An Overlooked Trade War: Europe’s Digital Trade War Against American Innovators

By Sen. Saxby Chambliss and Sen. Kent Conrad | National Interest | May 7, 2025

 

A trade war that’s been overlooked, but has been quietly underway the past several years, is Europe’s digital trade war against American innovators – and it’s growing larger and more destructive daily. The European Union (EU) has imposed billions in fines, compliance costs, and sweeping new rules against America’s most innovative tech companies while barely touching Chinese or European firms. These “digital tariffs” aim to boost Europe’s tech sector at America’s expense but instead weaken both sides of the Atlantic, to China’s benefit.

To help the Western democracies win the race for the future, European policymakers should heed the calls of their voters, consumers, businesses, and statesmen to reduce regulations and apply the law in an evenhanded manner.

The Problem: EU Siphons Hundreds of Billions from U.S. Tech Companies

For many years, European policymakers have enacted sweeping regulatory regimes that deliberately focus on U.S. companies but not their Chinese or European counterparts. The Digital Markets Act, Digital Services Tax, General Data Protection Regulation, and AI Act target American firms via high, artificial thresholds that capture only the largest global companies, ambiguous language that gives regulators substantial discretion, and fines based on a percentage of global turnover rather than harm to European consumers. Through these laws, European regulators have fined U.S. firms over $320 billion, more than the EU’s annual budget of €186 billion, and raised these firms’ compliance costs to the point where U.S. companies now hesitate to introduce new products into European markets.

U.S. policymakers are taking note. Both the Trump Administration and numerous members of Congress have expressed “ongoing concerns with EU efforts to regulate the digital economy in ways that harm American companies and workers.” As authoritarian competitors rise, transatlantic alignment on innovation and economic policy is more critical than ever. Instead of fragmented rules, the U.S. and EU should work together to boost shared competitiveness and uphold common values.

The Impact: Damaged Consumers and Diminished Competitiveness

Europe’s policies are harming companies and consumers on both sides of the Atlantic. For Europeans, these policies limit the availability of goods and services to their consumers and reduce investment in their businesses. Both Apple and Meta, for instance, have delayed the release of new artificial intelligence (AI) products into Europe due to its regulatory morass. For open-source projects, including those originating among European companies, the AI Act’s arbitrary lines, sweeping scope, and limited exclusions are likely to reduce AI’s development and availability to Europe and Europeans.
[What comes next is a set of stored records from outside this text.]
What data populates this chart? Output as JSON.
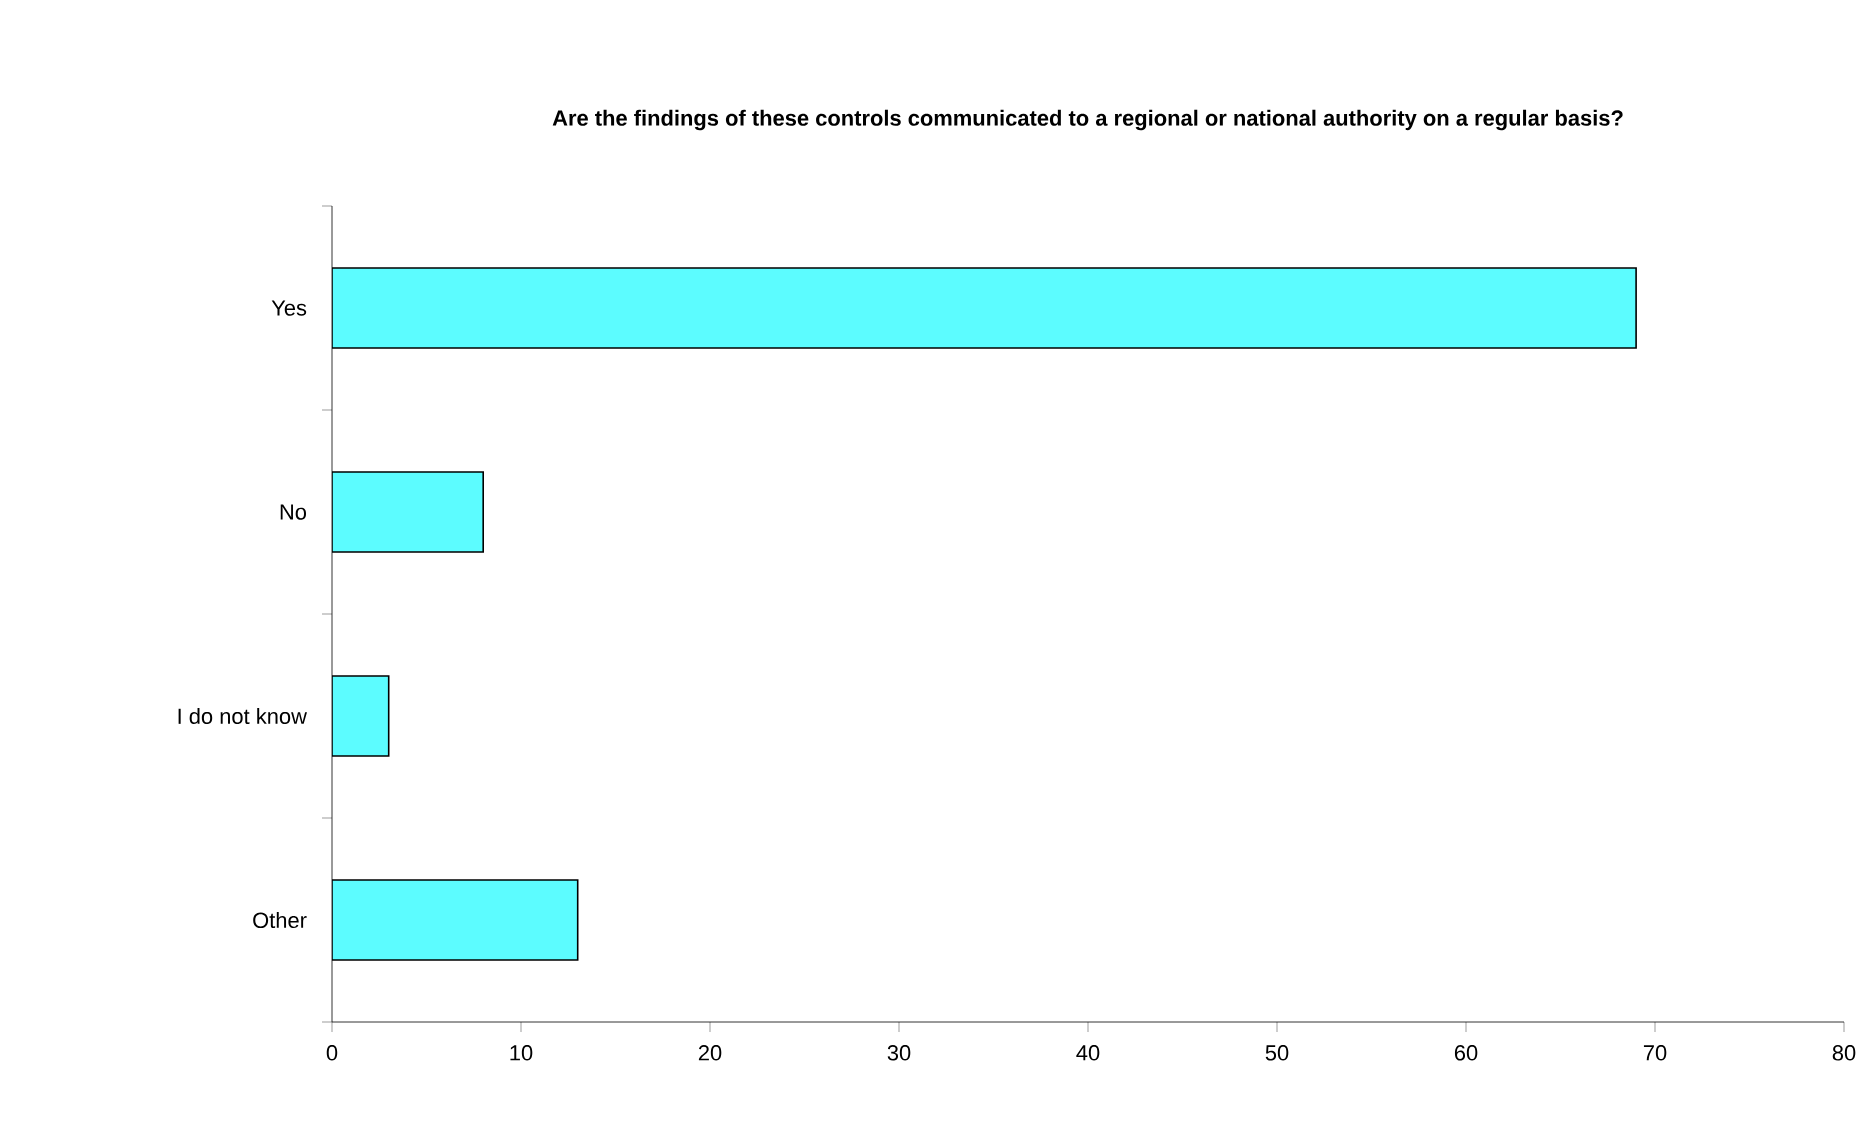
{
  "chart_data": {
    "type": "bar",
    "orientation": "horizontal",
    "title": "Are the findings of these controls communicated to a regional or national authority on a regular basis?",
    "categories": [
      "Yes",
      "No",
      "I do not know",
      "Other"
    ],
    "values": [
      69,
      8,
      3,
      13
    ],
    "color": "#5cfcff",
    "xlim": [
      0,
      80
    ],
    "xticks": [
      0,
      10,
      20,
      30,
      40,
      50,
      60,
      70,
      80
    ],
    "grid": false
  }
}
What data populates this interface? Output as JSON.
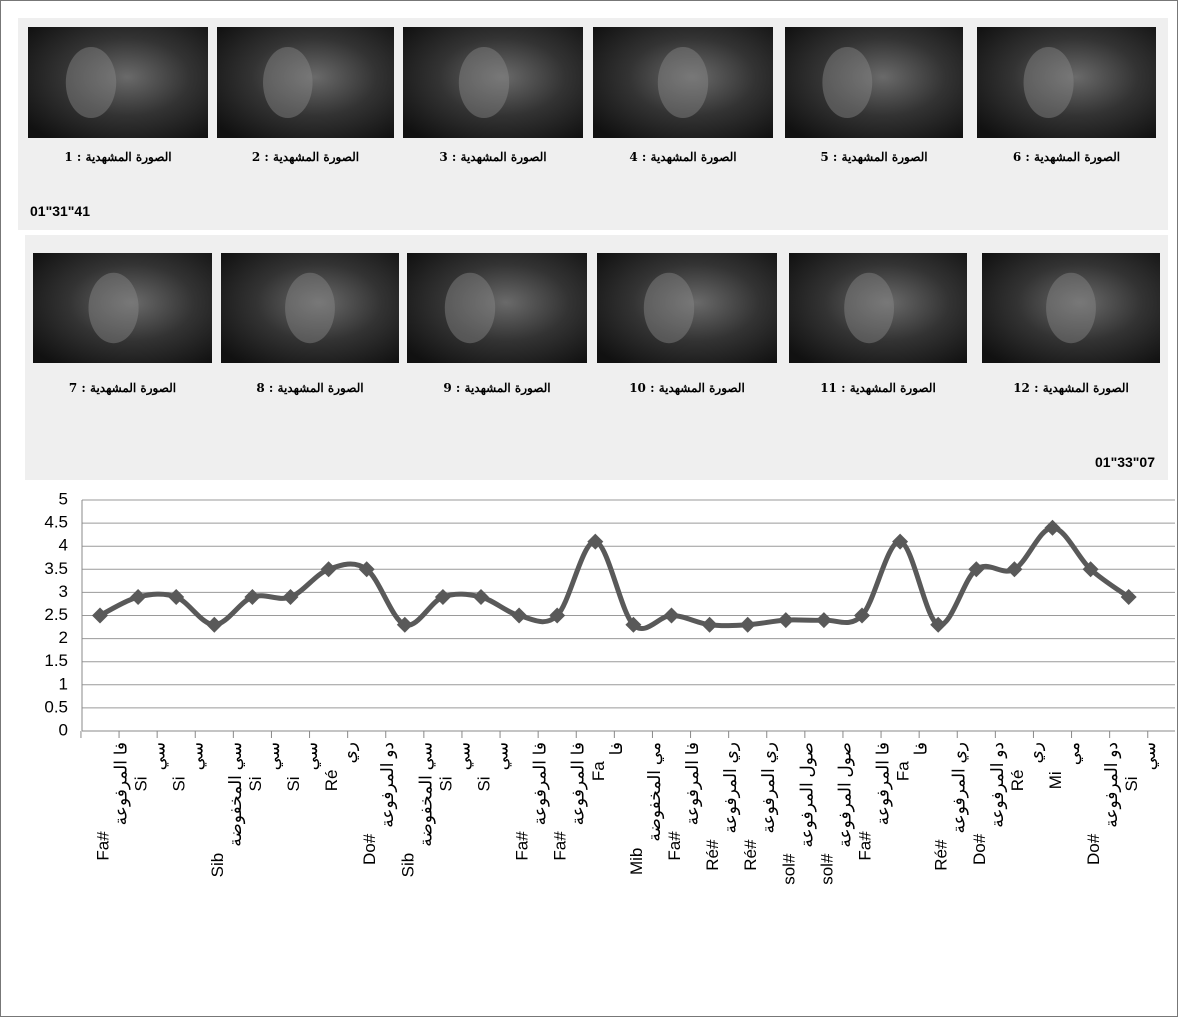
{
  "frames": [
    {
      "caption": "الصورة المشهدية : 1"
    },
    {
      "caption": "الصورة المشهدية : 2"
    },
    {
      "caption": "الصورة المشهدية : 3"
    },
    {
      "caption": "الصورة المشهدية : 4"
    },
    {
      "caption": "الصورة المشهدية : 5"
    },
    {
      "caption": "الصورة المشهدية : 6"
    },
    {
      "caption": "الصورة المشهدية : 7"
    },
    {
      "caption": "الصورة المشهدية : 8"
    },
    {
      "caption": "الصورة المشهدية : 9"
    },
    {
      "caption": "الصورة المشهدية : 10"
    },
    {
      "caption": "الصورة المشهدية : 11"
    },
    {
      "caption": "الصورة المشهدية : 12"
    }
  ],
  "timestamps": [
    "01\"31\"41",
    "01\"33\"07"
  ],
  "chart_data": {
    "type": "line",
    "categories": [
      [
        "Fa#",
        "فا المرفوعة"
      ],
      [
        "Si",
        "سي"
      ],
      [
        "Si",
        "سي"
      ],
      [
        "Sib",
        "سي المخفوضة"
      ],
      [
        "Si",
        "سي"
      ],
      [
        "Si",
        "سي"
      ],
      [
        "Ré",
        "ري"
      ],
      [
        "Do#",
        "دو المرفوعة"
      ],
      [
        "Sib",
        "سي المخفوضة"
      ],
      [
        "Si",
        "سي"
      ],
      [
        "Si",
        "سي"
      ],
      [
        "Fa#",
        "فا المرفوعة"
      ],
      [
        "Fa#",
        "فا المرفوعة"
      ],
      [
        "Fa",
        "فا"
      ],
      [
        "Mib",
        "مي المخفوضة"
      ],
      [
        "Fa#",
        "فا المرفوعة"
      ],
      [
        "Ré#",
        "ري المرفوعة"
      ],
      [
        "Ré#",
        "ري المرفوعة"
      ],
      [
        "sol#",
        "صول المرفوعة"
      ],
      [
        "sol#",
        "صول المرفوعة"
      ],
      [
        "Fa#",
        "فا المرفوعة"
      ],
      [
        "Fa",
        "فا"
      ],
      [
        "Ré#",
        "ري المرفوعة"
      ],
      [
        "Do#",
        "دو المرفوعة"
      ],
      [
        "Ré",
        "ري"
      ],
      [
        "Mi",
        "مي"
      ],
      [
        "Do#",
        "دو المرفوعة"
      ],
      [
        "Si",
        "سي"
      ]
    ],
    "values": [
      2.5,
      2.9,
      2.9,
      2.3,
      2.9,
      2.9,
      3.5,
      3.5,
      2.3,
      2.9,
      2.9,
      2.5,
      2.5,
      4.1,
      2.3,
      2.5,
      2.3,
      2.3,
      2.4,
      2.4,
      2.5,
      4.1,
      2.3,
      3.5,
      3.5,
      4.4,
      3.5,
      2.9
    ],
    "color": "#595959",
    "ylim": [
      0,
      5
    ],
    "yticks": [
      0,
      0.5,
      1,
      1.5,
      2,
      2.5,
      3,
      3.5,
      4,
      4.5,
      5
    ],
    "grid": true
  }
}
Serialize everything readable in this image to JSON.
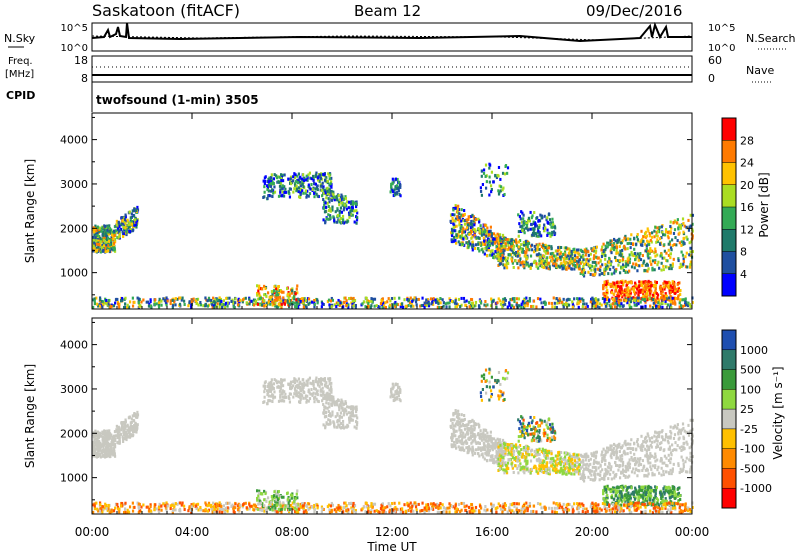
{
  "header": {
    "title": "Saskatoon (fitACF)",
    "beam": "Beam 12",
    "date": "09/Dec/2016"
  },
  "top_panels": {
    "nsky_label": "N.Sky",
    "nsky_ticks": [
      "10^5",
      "10^0"
    ],
    "nsearch_label": "N.Search",
    "nsearch_ticks": [
      "10^5",
      "10^0"
    ],
    "freq_label": "Freq.",
    "freq_unit": "[MHz]",
    "freq_ticks": [
      "18",
      "8"
    ],
    "nave_label": "Nave",
    "nave_ticks": [
      "60",
      "0"
    ],
    "cpid_label": "CPID",
    "cpid_text": "twofsound (1-min) 3505"
  },
  "chart_data": [
    {
      "type": "heatmap",
      "name": "power-panel",
      "ylabel": "Slant Range [km]",
      "yticks": [
        "4000",
        "3000",
        "2000",
        "1000"
      ],
      "ytick_values": [
        4000,
        3000,
        2000,
        1000
      ],
      "ylim": [
        180,
        4600
      ],
      "xlim_hours": [
        0,
        24
      ],
      "colorbar": {
        "label": "Power [dB]",
        "ticks": [
          "28",
          "24",
          "20",
          "16",
          "12",
          "8",
          "4"
        ],
        "colors": [
          "#ff0000",
          "#ff7a00",
          "#ffc200",
          "#aadd22",
          "#33aa55",
          "#1f7a6a",
          "#1f4fa0",
          "#0000ff"
        ]
      }
    },
    {
      "type": "heatmap",
      "name": "velocity-panel",
      "ylabel": "Slant Range [km]",
      "yticks": [
        "4000",
        "3000",
        "2000",
        "1000"
      ],
      "ytick_values": [
        4000,
        3000,
        2000,
        1000
      ],
      "ylim": [
        180,
        4600
      ],
      "xlim_hours": [
        0,
        24
      ],
      "xlabel": "Time UT",
      "xticks": [
        "00:00",
        "04:00",
        "08:00",
        "12:00",
        "16:00",
        "20:00",
        "00:00"
      ],
      "xtick_hours": [
        0,
        4,
        8,
        12,
        16,
        20,
        24
      ],
      "colorbar": {
        "label": "Velocity [m s⁻¹]",
        "ticks": [
          "1000",
          "500",
          "100",
          "25",
          "-25",
          "-100",
          "-500",
          "-1000"
        ],
        "colors": [
          "#1f4fb0",
          "#2f7a6a",
          "#3a9a3a",
          "#8fd840",
          "#c8c8c0",
          "#ffc000",
          "#ff8a00",
          "#ff5000",
          "#ff0000"
        ]
      }
    }
  ]
}
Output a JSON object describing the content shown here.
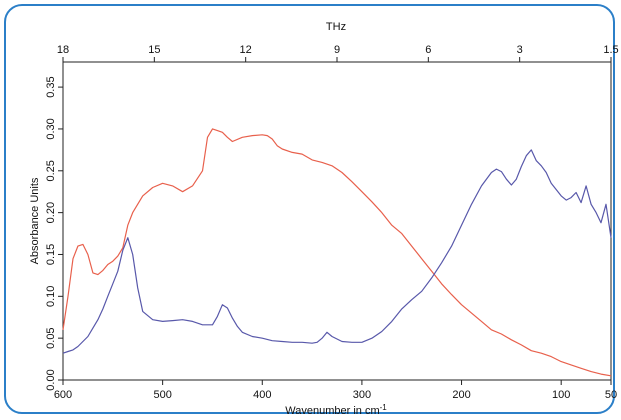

For Americans, the fines represent a pure wealth transfer from U.S. workers and shareholders to European bureaucrats. Even worse, the rules create uncertainty for U.S. businesses, who cannot predict with confidence what types of conduct European regulators will deem problematic. As a result, U.S. firms have fewer incentives to launch advanced products in European markets and, accordingly, a reduced incentive to innovate and ability to gather market feedback to improve their products.